After returning from an arduous morning of picking fresh, ripe strawberries and uprooting dusty purple beets from Larriland Farms out in Maryland, a group of friends and I decided it was high time for lunch. More specifically, it was time for a burger. To Open City we strolled. Now, for a little unnecessary, but amusing, scene-setting context:

It was Pride weekend in DC.

Accordingly, our waitresses were bedecked in flaming purple, yellow and orange Pride beads, and many wore some fantastically flamboyant hair accessories. Think feathers.

To our right sat a table of glum-looking Pro-Life supporters. Outfitted in aquamarine t-shirts emblazoned with messages like, “A person is a person no matter how small,” and “Your mom chose life,” they were looking more than a little uncomfortable.

Now back to the burger. A friend and I ordered the exact same thing – a cheeseburger with fries. Following the menu’s written request to “please inform us of any food allergies before ordering,” I ordered first, requesting that they note the corn and peanut allergies on the meal ticket. My (non-allergic) friend went next: “I’ll have exactly what she’s having.”

About 15 minutes later, our plates were set before us. Two identical plates. Two completely bun-less burgers. We looked at each other, smirking and issuing “ummmm” noises.
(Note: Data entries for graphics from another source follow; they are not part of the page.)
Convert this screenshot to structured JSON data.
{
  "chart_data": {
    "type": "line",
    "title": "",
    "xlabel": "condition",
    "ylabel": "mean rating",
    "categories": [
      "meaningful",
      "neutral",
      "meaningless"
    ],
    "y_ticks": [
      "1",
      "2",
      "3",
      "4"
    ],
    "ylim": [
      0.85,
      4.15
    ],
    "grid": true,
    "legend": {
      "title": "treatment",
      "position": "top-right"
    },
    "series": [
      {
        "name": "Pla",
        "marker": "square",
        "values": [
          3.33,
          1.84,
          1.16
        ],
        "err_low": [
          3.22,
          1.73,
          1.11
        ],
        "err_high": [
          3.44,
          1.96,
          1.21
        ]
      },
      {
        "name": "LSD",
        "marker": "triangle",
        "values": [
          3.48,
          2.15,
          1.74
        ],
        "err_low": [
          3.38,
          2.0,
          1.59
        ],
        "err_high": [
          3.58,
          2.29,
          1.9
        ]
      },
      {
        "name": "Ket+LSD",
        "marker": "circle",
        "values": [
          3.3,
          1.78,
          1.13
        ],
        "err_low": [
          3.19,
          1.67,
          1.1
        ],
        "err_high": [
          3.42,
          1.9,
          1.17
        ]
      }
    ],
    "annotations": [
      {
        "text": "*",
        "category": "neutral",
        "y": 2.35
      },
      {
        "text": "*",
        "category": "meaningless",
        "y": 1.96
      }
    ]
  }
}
We hailed our waitress, who immediately understood the mistake. “We’ve been going through some allergy training,” she said, “and our when our chefs see the word ‘allergy’ on a ticket, they immediately take all the bread away in fear of wheat allergies.” She apologized profusely, and we all laughed at the well-meaning, but misguided chefs. A minute later, we were presented with two perfectly grilled buns, which we immediately slathered with ketchup and slapped on our naked burgers. Delicious.

Props to Open City for the acknowledgement of food allergies in their menu, and in their training practices for staff. They might just want to be a bit more discerning when reading the allergy notification on the ticket…
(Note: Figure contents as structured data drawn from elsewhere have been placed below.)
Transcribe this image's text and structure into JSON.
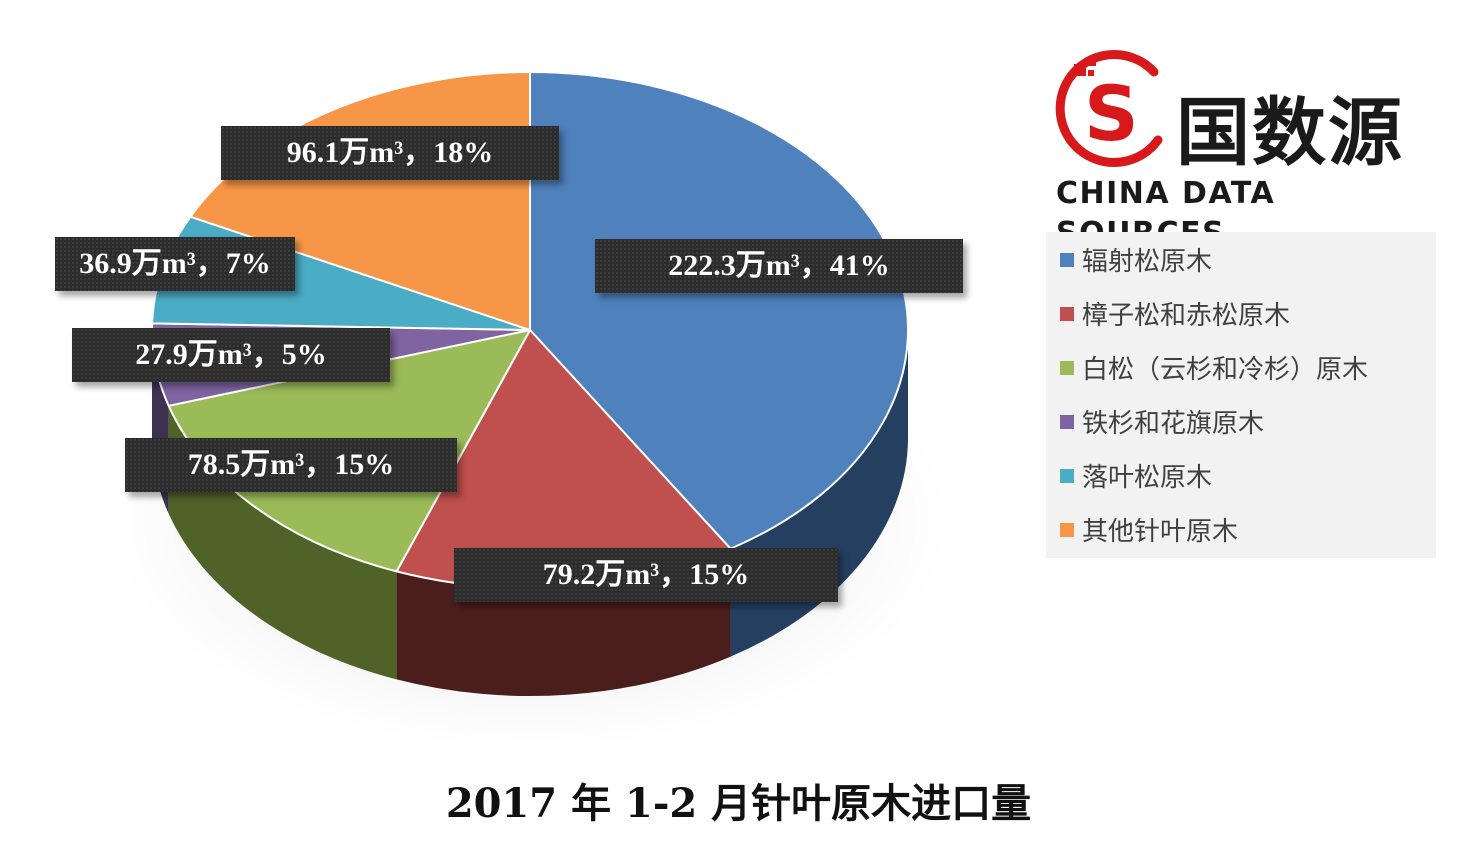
{
  "chart_data": {
    "type": "pie",
    "title": "2017 年 1-2 月针叶原木进口量",
    "unit": "万m³",
    "legend_position": "right",
    "slices": [
      {
        "name": "辐射松原木",
        "value": 222.3,
        "percent": 41,
        "label": "222.3万m³，41%",
        "color": "#4f81bd",
        "side_color": "#243f60"
      },
      {
        "name": "樟子松和赤松原木",
        "value": 79.2,
        "percent": 15,
        "label": "79.2万m³，15%",
        "color": "#c0504d",
        "side_color": "#4a1e1c"
      },
      {
        "name": "白松（云杉和冷杉）原木",
        "value": 78.5,
        "percent": 15,
        "label": "78.5万m³，15%",
        "color": "#9bbb59",
        "side_color": "#4f6228"
      },
      {
        "name": "铁杉和花旗原木",
        "value": 27.9,
        "percent": 5,
        "label": "27.9万m³，5%",
        "color": "#8064a2",
        "side_color": "#3f3151"
      },
      {
        "name": "落叶松原木",
        "value": 36.9,
        "percent": 7,
        "label": "36.9万m³，7%",
        "color": "#4bacc6",
        "side_color": "#215968"
      },
      {
        "name": "其他针叶原木",
        "value": 96.1,
        "percent": 18,
        "label": "96.1万m³，18%",
        "color": "#f79646",
        "side_color": "#974806"
      }
    ]
  },
  "logo": {
    "glyph": "S",
    "name_cn": "国数源",
    "name_en": "CHINA DATA SOURCES",
    "accent": "#d7191c"
  }
}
Open City                                                                                                                           2331 Calvert Street NW  Washington, DC 20008

Have you had any comedic mishaps at restaurants? How did the management handle it?

For your viewing pleasure, please enjoy this classic “Good Burger” sketch from All That.


A Real Gem–er, Pearl

I dislike oysters. I might even say that I strongly dislike oysters. Accordingly, one might wonder why I was visiting a place named Pearl Dive Oyster Palace. However, my initial misgivings had nothing to do with oysters themselves—I was nervous about peanuts. Peanut oil, specifically. Unfortunately for me, many Southern-inspired restaurants fry with peanut oil or sprinkle crushed peanuts on dishes. Preparing for the worst, I made a point of calling ahead to discuss my allergy.

A manager answered my call, and immediately transferred me to the chef, who was more than willing to answer all of my questions. “I would love to talk to you about your dietary restrictions!” she exclaimed. During this call, the chef was able to assuage all my concerns about peanuts and corn. The restaurant didn’t use peanut oil, and she was adamant that any substitutions would be perfectly fine, and that the waiters would take great care of me. But here’s the real kicker:

Chef: So when are you thinking of coming in?

Me: I was actually planning on coming in tonight with a friend of mine.

Chef: Fantastic! What’s your name, and what time will you arrive? We can have all your information ready, and we’ll be prepared for you when you get here.

Pearl Dive doesn’t take reservations. It’s a first-come-first-served restaurant, but in order to guarantee an exceptional customer experience, the management bypassed their rules in order to make me feel welcome and comfortable in their restaurant. And my goodness that meal was extraordinary!

Fried Grilled Shrimp Platter

The decadent crab cakes I ordered were originally accompanied by a corn sauce, but the waiter easily substituted a carrot sauce that was featured with their special item of the day. From the Pearl Cup (Pimms, Plymouth Gin, Cucumber, Lime, Mint, House Ginger Beer) to the Rustic Apple Black Iron Pie For Two (Apple & Cognac Filling, Cinnamon Gelato), the meal was a rousing success, made all the better by Pearl Dive’s truly exemplary attitude about my dietary needs.

Three weeks later, I celebrated my brother’s birthday at Pearl Dive. Again, I was met with over-the-top service and understanding from the wait-staff. The server suggested grilled shrimp instead of the cornmeal-crusted fried shrimp, and even made a point of giving me my own personal breadbasket that hadn’t been contaminated by the cornbread. Another amazing meal.


Strangely enough, I’m really starting to like oysters…

Pearl Dive Oyster Palace                  1612 14th Street NW                 Washington, DC 20009

Do you ever call ahead to restaurants to discuss your food allergies? Is it necessary to talk to the actual chef?